The DNA methylation status of the serotonin metabolic pathway associated with reproductive inactivation induced by long-light exposure in Magang geese.

BACKGROUND: Domestic geese are seasonal breeders and have the lowest reproductive capacity among all poultry species. Magang geese is a topical short-day breeder, short photoperiod exposure stimulates its reproductive activity while long photoperiod inhibits. To explore epigenetic change that could influence reproductive activity, we performed whole genome bisulfite sequencing and transcriptome sequencing in the hypothalamus at three reproductive stages during long-light exposure in male Magang geese.

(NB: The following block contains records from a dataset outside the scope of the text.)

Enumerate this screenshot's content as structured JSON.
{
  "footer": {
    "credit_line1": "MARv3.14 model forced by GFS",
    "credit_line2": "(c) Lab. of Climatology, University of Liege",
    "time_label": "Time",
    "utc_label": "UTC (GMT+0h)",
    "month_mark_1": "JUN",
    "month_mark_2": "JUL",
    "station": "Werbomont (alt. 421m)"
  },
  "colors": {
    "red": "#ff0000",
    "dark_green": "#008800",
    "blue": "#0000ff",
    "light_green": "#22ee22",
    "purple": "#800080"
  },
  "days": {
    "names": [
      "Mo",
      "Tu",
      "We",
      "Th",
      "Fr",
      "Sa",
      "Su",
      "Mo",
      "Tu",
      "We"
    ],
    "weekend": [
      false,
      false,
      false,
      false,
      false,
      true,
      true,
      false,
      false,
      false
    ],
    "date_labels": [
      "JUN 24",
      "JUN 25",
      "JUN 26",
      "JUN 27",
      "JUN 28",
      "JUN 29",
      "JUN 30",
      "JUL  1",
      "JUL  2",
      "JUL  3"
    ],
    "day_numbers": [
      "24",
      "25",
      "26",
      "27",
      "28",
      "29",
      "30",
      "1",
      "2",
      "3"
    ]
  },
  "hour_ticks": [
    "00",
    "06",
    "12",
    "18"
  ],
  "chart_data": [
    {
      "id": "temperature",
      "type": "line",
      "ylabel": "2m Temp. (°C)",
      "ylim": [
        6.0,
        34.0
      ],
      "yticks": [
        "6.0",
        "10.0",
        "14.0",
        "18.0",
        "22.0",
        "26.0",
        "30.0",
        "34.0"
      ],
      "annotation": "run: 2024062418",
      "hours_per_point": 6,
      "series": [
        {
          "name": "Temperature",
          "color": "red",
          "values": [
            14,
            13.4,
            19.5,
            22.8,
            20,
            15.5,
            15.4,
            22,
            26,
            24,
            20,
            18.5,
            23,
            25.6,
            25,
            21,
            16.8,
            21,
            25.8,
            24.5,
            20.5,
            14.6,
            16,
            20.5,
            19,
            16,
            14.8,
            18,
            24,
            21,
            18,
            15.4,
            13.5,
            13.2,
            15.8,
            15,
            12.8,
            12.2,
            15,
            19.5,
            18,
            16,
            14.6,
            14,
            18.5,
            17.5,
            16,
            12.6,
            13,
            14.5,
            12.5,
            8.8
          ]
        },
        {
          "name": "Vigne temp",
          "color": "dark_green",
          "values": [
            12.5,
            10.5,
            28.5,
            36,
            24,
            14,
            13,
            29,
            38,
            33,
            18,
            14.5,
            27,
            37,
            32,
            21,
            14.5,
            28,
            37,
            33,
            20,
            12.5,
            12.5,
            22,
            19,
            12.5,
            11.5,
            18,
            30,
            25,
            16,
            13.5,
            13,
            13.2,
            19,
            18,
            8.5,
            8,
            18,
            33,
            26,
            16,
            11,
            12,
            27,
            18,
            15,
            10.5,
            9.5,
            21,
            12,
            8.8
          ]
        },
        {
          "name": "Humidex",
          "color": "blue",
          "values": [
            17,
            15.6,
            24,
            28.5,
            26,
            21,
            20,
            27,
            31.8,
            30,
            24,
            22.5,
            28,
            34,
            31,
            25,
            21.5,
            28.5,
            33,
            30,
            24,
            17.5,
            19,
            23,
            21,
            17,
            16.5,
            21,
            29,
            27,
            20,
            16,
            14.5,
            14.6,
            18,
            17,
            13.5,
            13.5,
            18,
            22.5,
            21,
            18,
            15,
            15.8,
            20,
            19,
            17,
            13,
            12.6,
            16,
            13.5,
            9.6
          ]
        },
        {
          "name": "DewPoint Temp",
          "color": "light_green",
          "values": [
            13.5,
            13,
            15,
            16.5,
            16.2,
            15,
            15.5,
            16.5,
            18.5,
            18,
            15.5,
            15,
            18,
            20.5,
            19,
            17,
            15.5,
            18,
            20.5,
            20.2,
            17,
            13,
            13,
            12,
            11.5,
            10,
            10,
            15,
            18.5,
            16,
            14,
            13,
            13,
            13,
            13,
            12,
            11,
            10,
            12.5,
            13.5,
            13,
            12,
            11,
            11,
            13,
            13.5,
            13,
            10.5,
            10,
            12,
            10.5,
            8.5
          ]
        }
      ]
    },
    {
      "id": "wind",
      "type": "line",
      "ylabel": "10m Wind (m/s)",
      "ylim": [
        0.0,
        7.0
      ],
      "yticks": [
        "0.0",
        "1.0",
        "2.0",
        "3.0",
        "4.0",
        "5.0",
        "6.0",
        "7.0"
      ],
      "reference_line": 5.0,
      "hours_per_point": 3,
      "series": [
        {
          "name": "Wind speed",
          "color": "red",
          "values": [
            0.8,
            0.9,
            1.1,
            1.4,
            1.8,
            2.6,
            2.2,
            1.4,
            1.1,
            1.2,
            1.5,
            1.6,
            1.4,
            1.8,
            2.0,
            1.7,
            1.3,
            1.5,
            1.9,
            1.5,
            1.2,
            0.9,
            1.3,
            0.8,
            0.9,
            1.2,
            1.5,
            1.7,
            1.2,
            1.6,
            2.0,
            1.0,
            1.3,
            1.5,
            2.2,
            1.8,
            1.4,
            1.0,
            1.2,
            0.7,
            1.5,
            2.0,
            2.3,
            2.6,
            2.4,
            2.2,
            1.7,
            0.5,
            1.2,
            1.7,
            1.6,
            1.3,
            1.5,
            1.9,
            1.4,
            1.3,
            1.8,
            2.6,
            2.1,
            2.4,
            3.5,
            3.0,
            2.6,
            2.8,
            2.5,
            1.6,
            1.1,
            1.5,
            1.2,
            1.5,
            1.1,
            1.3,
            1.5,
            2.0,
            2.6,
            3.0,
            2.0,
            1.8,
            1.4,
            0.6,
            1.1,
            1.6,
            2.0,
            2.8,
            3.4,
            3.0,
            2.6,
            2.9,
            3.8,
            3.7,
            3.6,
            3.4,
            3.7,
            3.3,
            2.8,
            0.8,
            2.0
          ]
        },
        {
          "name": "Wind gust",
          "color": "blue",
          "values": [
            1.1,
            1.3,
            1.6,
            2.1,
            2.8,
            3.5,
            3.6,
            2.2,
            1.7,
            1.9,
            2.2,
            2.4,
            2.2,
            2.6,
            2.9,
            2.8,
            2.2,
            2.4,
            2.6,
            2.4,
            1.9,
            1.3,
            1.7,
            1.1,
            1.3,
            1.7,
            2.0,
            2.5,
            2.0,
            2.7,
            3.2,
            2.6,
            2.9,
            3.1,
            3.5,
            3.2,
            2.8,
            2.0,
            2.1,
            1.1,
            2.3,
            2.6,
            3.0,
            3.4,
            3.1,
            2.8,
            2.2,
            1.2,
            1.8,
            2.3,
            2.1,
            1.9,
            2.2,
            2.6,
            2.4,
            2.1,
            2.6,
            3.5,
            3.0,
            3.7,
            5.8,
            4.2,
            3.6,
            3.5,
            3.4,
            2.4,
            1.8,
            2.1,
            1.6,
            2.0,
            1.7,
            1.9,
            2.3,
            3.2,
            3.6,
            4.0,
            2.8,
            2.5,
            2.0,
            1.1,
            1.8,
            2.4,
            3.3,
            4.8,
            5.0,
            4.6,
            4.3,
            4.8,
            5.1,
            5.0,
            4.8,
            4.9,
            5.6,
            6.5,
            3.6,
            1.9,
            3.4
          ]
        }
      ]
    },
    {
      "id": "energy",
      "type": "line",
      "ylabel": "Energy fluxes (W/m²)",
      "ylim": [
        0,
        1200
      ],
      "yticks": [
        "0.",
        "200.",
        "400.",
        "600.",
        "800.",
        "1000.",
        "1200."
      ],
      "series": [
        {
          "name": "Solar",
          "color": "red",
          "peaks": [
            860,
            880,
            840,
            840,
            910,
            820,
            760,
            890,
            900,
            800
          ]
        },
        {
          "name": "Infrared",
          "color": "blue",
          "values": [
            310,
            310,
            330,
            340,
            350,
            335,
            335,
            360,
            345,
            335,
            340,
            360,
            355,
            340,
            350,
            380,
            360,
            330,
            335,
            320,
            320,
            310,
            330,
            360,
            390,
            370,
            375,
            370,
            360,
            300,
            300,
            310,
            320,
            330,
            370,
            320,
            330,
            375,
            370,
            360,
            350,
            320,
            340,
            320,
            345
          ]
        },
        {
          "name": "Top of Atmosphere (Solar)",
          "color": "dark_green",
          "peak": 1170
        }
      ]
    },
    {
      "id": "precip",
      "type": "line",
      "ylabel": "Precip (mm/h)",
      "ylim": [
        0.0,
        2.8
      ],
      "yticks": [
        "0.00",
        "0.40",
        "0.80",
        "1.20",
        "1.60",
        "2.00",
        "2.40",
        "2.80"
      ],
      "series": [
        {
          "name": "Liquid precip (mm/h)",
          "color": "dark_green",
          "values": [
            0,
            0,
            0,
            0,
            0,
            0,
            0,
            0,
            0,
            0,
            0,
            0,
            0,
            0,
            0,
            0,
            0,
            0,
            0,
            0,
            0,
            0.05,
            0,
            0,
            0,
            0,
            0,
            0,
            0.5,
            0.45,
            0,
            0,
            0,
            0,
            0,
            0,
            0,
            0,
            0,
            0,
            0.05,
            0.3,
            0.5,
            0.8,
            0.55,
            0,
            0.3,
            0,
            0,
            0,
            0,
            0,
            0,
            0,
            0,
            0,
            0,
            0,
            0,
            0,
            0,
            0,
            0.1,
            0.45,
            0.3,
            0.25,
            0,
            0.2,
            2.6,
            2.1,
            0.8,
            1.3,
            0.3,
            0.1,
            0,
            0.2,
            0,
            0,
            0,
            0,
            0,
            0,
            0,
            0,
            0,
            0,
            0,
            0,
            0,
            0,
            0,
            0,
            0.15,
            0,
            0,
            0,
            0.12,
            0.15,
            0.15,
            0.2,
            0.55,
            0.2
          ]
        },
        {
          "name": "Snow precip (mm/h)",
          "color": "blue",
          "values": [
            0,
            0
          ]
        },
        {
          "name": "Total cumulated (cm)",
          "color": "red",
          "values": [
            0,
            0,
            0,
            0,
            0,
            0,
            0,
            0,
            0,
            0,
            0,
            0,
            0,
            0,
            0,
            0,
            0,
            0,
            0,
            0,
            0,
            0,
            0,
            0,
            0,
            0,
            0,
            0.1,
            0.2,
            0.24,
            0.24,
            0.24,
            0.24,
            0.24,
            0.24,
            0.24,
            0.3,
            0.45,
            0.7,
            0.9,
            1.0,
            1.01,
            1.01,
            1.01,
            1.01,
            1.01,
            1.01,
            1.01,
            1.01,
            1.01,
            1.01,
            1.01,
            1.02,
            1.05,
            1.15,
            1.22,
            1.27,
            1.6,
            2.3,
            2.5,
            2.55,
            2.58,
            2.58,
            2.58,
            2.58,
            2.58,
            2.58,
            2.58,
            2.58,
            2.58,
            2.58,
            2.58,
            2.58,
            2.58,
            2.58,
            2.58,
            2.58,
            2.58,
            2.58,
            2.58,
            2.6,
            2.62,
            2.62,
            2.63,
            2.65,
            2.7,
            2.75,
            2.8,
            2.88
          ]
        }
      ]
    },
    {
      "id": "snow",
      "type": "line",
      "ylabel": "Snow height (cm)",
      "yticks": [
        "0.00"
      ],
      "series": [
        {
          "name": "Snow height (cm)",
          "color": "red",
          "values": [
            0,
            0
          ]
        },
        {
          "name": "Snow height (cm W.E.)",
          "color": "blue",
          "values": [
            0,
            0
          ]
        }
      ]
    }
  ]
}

RESULTS: A total number of 10,602 differentially methylated regions (DMRs) were identified among three comparison groups. We observed that the vast majority of DMRs were enriched in intron regions. By integrating the BS-sequencing and RNA-seq data, the correlation between methylation changes of CG DMRs and expression changes of their associated genes was significant only for genes containing CG DMRs in their intron. A total of 278 DMR-associated DEGs were obtained among the three stages. KEGG analysis revealed that the DMR-associated DEGs were mainly involved in 11 pathways. Among them, the neuroactive ligand-receptor interaction pathway was significantly enriched in both two comparisons (RA vs.RD and RD vs.RI); the Wnt signaling pathway, apelin signaling pathway, melanogenesis, calcium signaling pathway, focal adhesion, and adherens junction were significantly enriched in the RA vs. RI comparison. In addition, the expression level of two serotonin-metabolic genes was significantly altered during reproductive axis inactivation by the methylation status of their promoter region (TPH2) and intron region (SLC18A2), respectively. These results were confirmed by Bisulfite sequencing PCR (BSP), pyrosequencing, and real-time qPCR, indicating that serotonin metabolic signaling may play a key role in decreasing the reproductive activity of Magang geese induced by long-light exposure. Furthermore, we performed a metabolomics approach to investigate the concentration of neurotransmitters among the three stages, and found that 5-HIAA, the last product of the serotonin metabolic pathway, was significantly decreased in the hypothalamus during RI. CONCLUSIONS: Our study reveals that the methylation status of the serotonin metabolic pathway in the hypothalamus is associated with reproductive inactivation, and provided new insight into the effect of DNA methylation on the reproductive regulation of the hypothalamus in Magang geese.